I too rolled my own, and while trivial to create, it's always made me uneasy. If there's a bug, I won't know about it; Amazon SES will reject the emails if they're sent all at once, or perhaps the calls won't be made at all.

I ended up doing a little status page for my newsletter; I set it up to auto refresh in Opera, each one of of the refreshes sends 10 emails, and prints their statuses/destination/titles as they go (it's also rate limited in memcached). I chuck that the laptop or a third monitor and leave it for a couple of hours, keeping an eye on it as it goes.

Using something off the shelf I could trust would be much nicer.


Incidentally, Amazon SES has limits on how many mails you can send a second - even after your account is confirmed by them. You can see this limit on your control panel. Mine shows around 5 mails per second.

So you will have to add some kind of throttling to make it work.


Yep, which was a big reason why I did it the way it was. I was paranoid that I'd make a slip up in the throttling code and send too many emails (I guess they actually check it over a 10 or 60 second window), and the rest of the batch wouldn't go through properly.

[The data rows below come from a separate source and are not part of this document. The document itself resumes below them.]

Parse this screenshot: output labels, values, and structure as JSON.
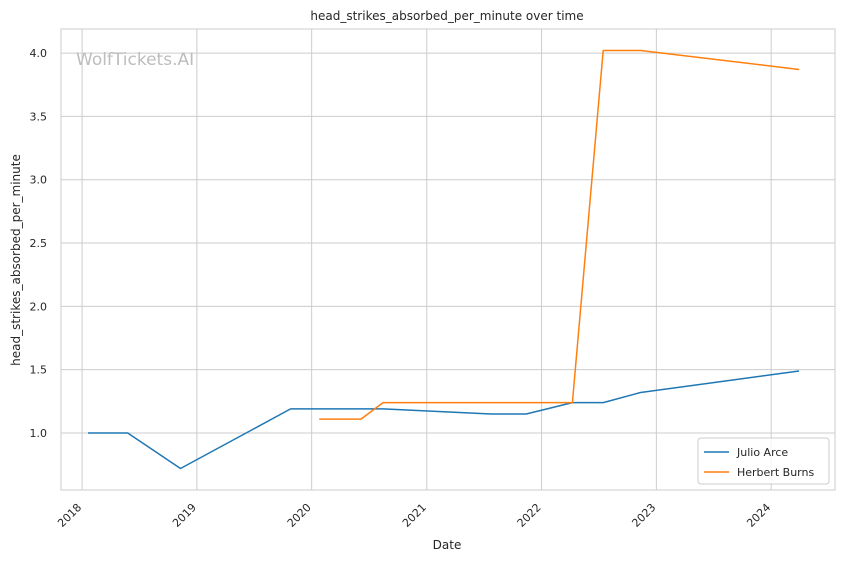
{
  "watermark": "WolfTickets.AI",
  "chart_data": {
    "type": "line",
    "title": "head_strikes_absorbed_per_minute over time",
    "xlabel": "Date",
    "ylabel": "head_strikes_absorbed_per_minute",
    "xlim": [
      "2017-10-26",
      "2024-07-22"
    ],
    "ylim": [
      0.55,
      4.19
    ],
    "x_ticks": [
      "2018",
      "2019",
      "2020",
      "2021",
      "2022",
      "2023",
      "2024"
    ],
    "y_ticks": [
      "1.0",
      "1.5",
      "2.0",
      "2.5",
      "3.0",
      "3.5",
      "4.0"
    ],
    "grid": true,
    "legend_position": "lower-right",
    "series": [
      {
        "name": "Julio Arce",
        "color": "#1f77b4",
        "points": [
          {
            "x": "2018-01-20",
            "y": 1.0
          },
          {
            "x": "2018-05-26",
            "y": 1.0
          },
          {
            "x": "2018-11-10",
            "y": 0.72
          },
          {
            "x": "2019-10-26",
            "y": 1.19
          },
          {
            "x": "2020-08-15",
            "y": 1.19
          },
          {
            "x": "2021-07-24",
            "y": 1.15
          },
          {
            "x": "2021-11-13",
            "y": 1.15
          },
          {
            "x": "2022-04-09",
            "y": 1.24
          },
          {
            "x": "2022-07-16",
            "y": 1.24
          },
          {
            "x": "2022-11-12",
            "y": 1.32
          },
          {
            "x": "2024-03-30",
            "y": 1.49
          }
        ]
      },
      {
        "name": "Herbert Burns",
        "color": "#ff7f0e",
        "points": [
          {
            "x": "2020-01-25",
            "y": 1.11
          },
          {
            "x": "2020-06-06",
            "y": 1.11
          },
          {
            "x": "2020-08-15",
            "y": 1.24
          },
          {
            "x": "2022-04-09",
            "y": 1.24
          },
          {
            "x": "2022-07-16",
            "y": 4.02
          },
          {
            "x": "2022-11-12",
            "y": 4.02
          },
          {
            "x": "2024-03-30",
            "y": 3.87
          }
        ]
      }
    ]
  }
}
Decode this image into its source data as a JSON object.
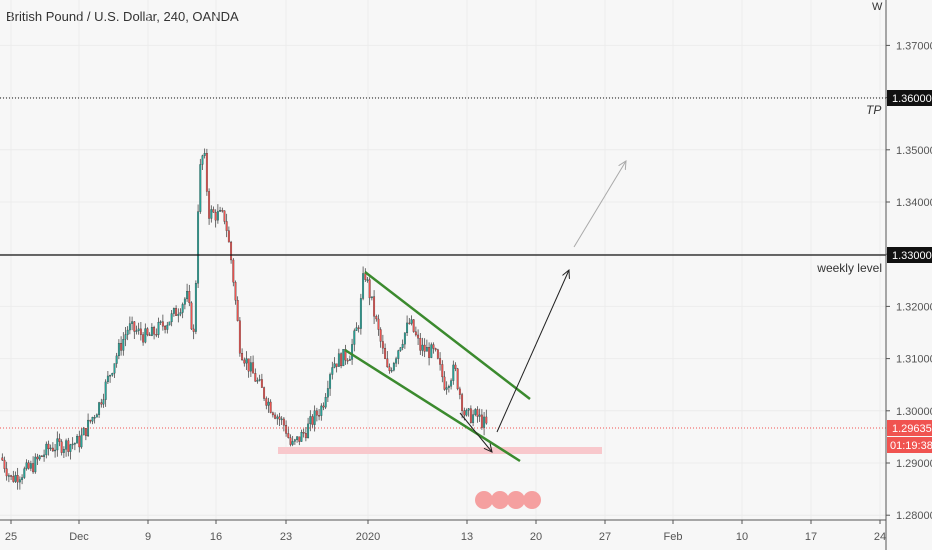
{
  "header": {
    "title": "British Pound / U.S. Dollar, 240, OANDA",
    "corner": "W"
  },
  "chart_data": {
    "type": "candlestick",
    "title": "British Pound / U.S. Dollar, 240, OANDA",
    "ylim": [
      1.275,
      1.379
    ],
    "y_ticks": [
      "1.28000",
      "1.29000",
      "1.30000",
      "1.31000",
      "1.32000",
      "1.33000",
      "1.34000",
      "1.35000",
      "1.36000",
      "1.37000"
    ],
    "x_ticks": [
      {
        "label": "25",
        "date": "2019-11-25"
      },
      {
        "label": "Dec",
        "date": "2019-12-02"
      },
      {
        "label": "9",
        "date": "2019-12-09"
      },
      {
        "label": "16",
        "date": "2019-12-16"
      },
      {
        "label": "23",
        "date": "2019-12-23"
      },
      {
        "label": "2020",
        "date": "2020-01-01"
      },
      {
        "label": "13",
        "date": "2020-01-13"
      },
      {
        "label": "20",
        "date": "2020-01-20"
      },
      {
        "label": "27",
        "date": "2020-01-27"
      },
      {
        "label": "Feb",
        "date": "2020-02-03"
      },
      {
        "label": "10",
        "date": "2020-02-10"
      },
      {
        "label": "17",
        "date": "2020-02-17"
      },
      {
        "label": "24",
        "date": "2020-02-24"
      }
    ],
    "price_path": [
      [
        "2019-11-24 00:00",
        1.291
      ],
      [
        "2019-11-25 00:00",
        1.287
      ],
      [
        "2019-11-27 00:00",
        1.289
      ],
      [
        "2019-11-29 00:00",
        1.293
      ],
      [
        "2019-12-02 00:00",
        1.294
      ],
      [
        "2019-12-04 00:00",
        1.301
      ],
      [
        "2019-12-05 16:00",
        1.31
      ],
      [
        "2019-12-07 00:00",
        1.316
      ],
      [
        "2019-12-09 00:00",
        1.314
      ],
      [
        "2019-12-11 12:00",
        1.318
      ],
      [
        "2019-12-13 00:00",
        1.322
      ],
      [
        "2019-12-13 18:00",
        1.314
      ],
      [
        "2019-12-14 06:00",
        1.345
      ],
      [
        "2019-12-14 18:00",
        1.35
      ],
      [
        "2019-12-15 06:00",
        1.338
      ],
      [
        "2019-12-16 22:00",
        1.337
      ],
      [
        "2019-12-17 14:00",
        1.328
      ],
      [
        "2019-12-18 10:00",
        1.312
      ],
      [
        "2019-12-19 10:00",
        1.308
      ],
      [
        "2019-12-21 10:00",
        1.301
      ],
      [
        "2019-12-22 22:00",
        1.297
      ],
      [
        "2019-12-23 14:00",
        1.293
      ],
      [
        "2019-12-25 02:00",
        1.296
      ],
      [
        "2019-12-27 00:00",
        1.301
      ],
      [
        "2019-12-28 00:00",
        1.309
      ],
      [
        "2019-12-30 00:00",
        1.311
      ],
      [
        "2019-12-31 00:00",
        1.317
      ],
      [
        "2019-12-31 14:00",
        1.327
      ],
      [
        "2020-01-01 20:00",
        1.318
      ],
      [
        "2020-01-03 10:00",
        1.307
      ],
      [
        "2020-01-04 22:00",
        1.313
      ],
      [
        "2020-01-06 02:00",
        1.317
      ],
      [
        "2020-01-07 08:00",
        1.312
      ],
      [
        "2020-01-09 02:00",
        1.311
      ],
      [
        "2020-01-10 08:00",
        1.305
      ],
      [
        "2020-01-11 12:00",
        1.308
      ],
      [
        "2020-01-12 18:00",
        1.299
      ],
      [
        "2020-01-14 00:00",
        1.299
      ],
      [
        "2020-01-15 00:00",
        1.297
      ]
    ],
    "last_price": "1.29635",
    "last_price_value": 1.29635,
    "countdown": "01:19:38",
    "levels": [
      {
        "price": 1.36,
        "label": "1.36000",
        "text": "TP",
        "style": "dotted"
      },
      {
        "price": 1.33,
        "label": "1.33000",
        "text": "weekly level",
        "style": "solid"
      }
    ],
    "colors": {
      "up": "#26a69a",
      "down": "#ef5350",
      "last": "#f05350",
      "channel": "#3b8a2e",
      "zone": "#f8c8cc"
    }
  }
}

It sounds to me like you need an email list server.


If you do decide to go the Ruby on Rails route, you might want to check out the ar_mailer gem as I believe it does _exactly_ what you're requesting.

https://github.com/adzap/ar_mailer


Just move your code to a register_shutdown_function() call and it will execute after the output has been sent, but without having to deal with forking a background PHP process or running out-of-context.


Rather than doing this using a queue in the webapp, why not let the on-host mailserver handle it for you?